To validate our previous claims, we have conducted in vivo experiments. We assessed the apoptosis condition and crystal depositions of kidneys between rats with different treatments. Pre-injected with Enterobacter cloacae could apparently accelerate the apoptosis and crystal depositions of metabolic disorders rats induced by Glyoxylic Acid. While injected Glyoxylic or Enterobacter cloacae alone did not make any difference in apoptosis condition and crystal depositions comparing to control groups. What’s more, the expression of IL-6, MCP-1, BMP2 and OPN was higher in rats injected with Glyoxylic Acid or Enterobacter cloacae than control. Treated with both Enterobacter cloacae and Glyoxylic Acid could enhance the increases of these proteins. It has been previously demonstrated that IL-6 and MCP-1 indicated a close relationship between inflammation and kidney stones, while our previous research has confirmed that osteogenic transformation-related proteins BMP2 and OPN played important roles in stone formation [36, 37]. Thus, we could presume that pre-existence of Enterobacter cloacae will enhance the effects of metabolic disorders in CaOx stones formation through inflammation process and osteogenic transformation. However, the process of CaOx stones formation is complex, bacteria themselves might cause infection that induce inflammatory response and macrophages recruitment [38]. We cannot be sure that Enterobacter cloacae is the special regulator of CaOx stones formation via inflammation and osteogenic transformation, or if this is a general phenomenon with kidney infection. But our study is just a preliminary exploration based on a finding that there exist different microbiota in stone sides and non-stone sides pelvis urine of patients with unilateral CaOx stones and our in vivo experiments demonstrates that Enterobacter cloacae has associations with CaOx stones formation, while the specific mechanism still needs to be further explored. In addition, we look forward to future studies which can explore the relationship of other bacteria with stone formation.

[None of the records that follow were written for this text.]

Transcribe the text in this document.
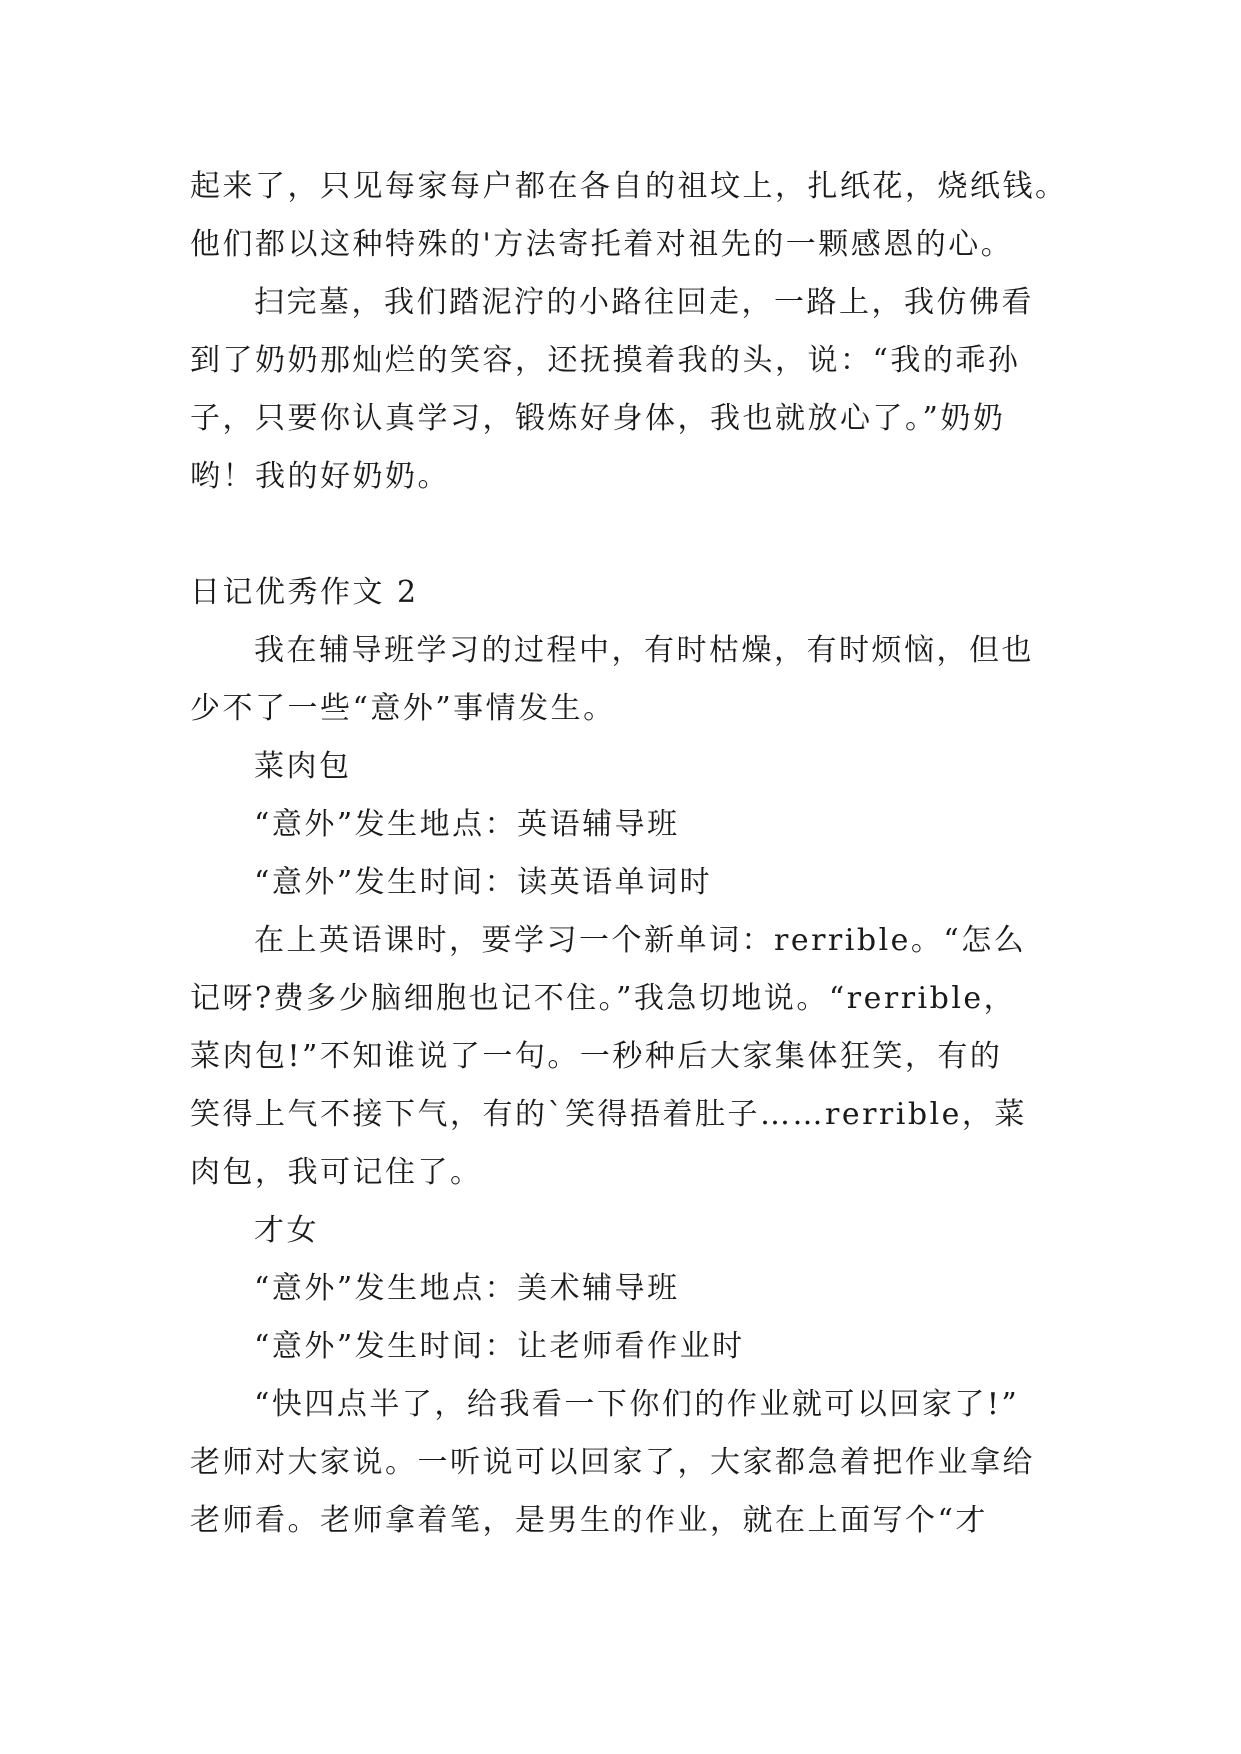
起来了，只见每家每户都在各自的祖坟上，扎纸花，烧纸钱。
他们都以这种特殊的'方法寄托着对祖先的一颗感恩的心。
扫完墓，我们踏泥泞的小路往回走，一路上，我仿佛看
到了奶奶那灿烂的笑容，还抚摸着我的头，说：“我的乖孙
子，只要你认真学习，锻炼好身体，我也就放心了。”奶奶
哟！我的好奶奶。
日记优秀作文 2
我在辅导班学习的过程中，有时枯燥，有时烦恼，但也
少不了一些“意外”事情发生。
菜肉包
“意外”发生地点：英语辅导班
“意外”发生时间：读英语单词时
在上英语课时，要学习一个新单词：rerrible。“怎么
记呀?费多少脑细胞也记不住。”我急切地说。“rerrible，
菜肉包!”不知谁说了一句。一秒种后大家集体狂笑，有的
笑得上气不接下气，有的`笑得捂着肚子……rerrible，菜
肉包，我可记住了。
才女
“意外”发生地点：美术辅导班
“意外”发生时间：让老师看作业时
“快四点半了，给我看一下你们的作业就可以回家了!”
老师对大家说。一听说可以回家了，大家都急着把作业拿给
老师看。老师拿着笔，是男生的作业，就在上面写个“才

In summary, our results revealed that the occurrence of bacteria is considerably correlated with CaOx stones formation. Enterobacter cloacae and its flagellin are supposed to have effects on CaOx stone formation through ion binding and signaling transduction. In vivo experiments we conducted have identified that Enterobacter cloacae could accelerate the stone formation of rats with metabolic disorders. However, we just hypothesized the possible process of CaOx stone formation; further studies are required to explore the detailed mechanism of Enterobacter cloacae and its Flagellin inducing CaOx stone formation. What’s more, more patients should be recruited in our studies to increase the trustworthiness of our outcomes.

Conclusion

Microbiome colonized in kidney are associated with kidney stone formation. Enterobacter cloacae colonized in kidney can accelerate CaOx stone formation, while the concrete mechanism still needs more explorations.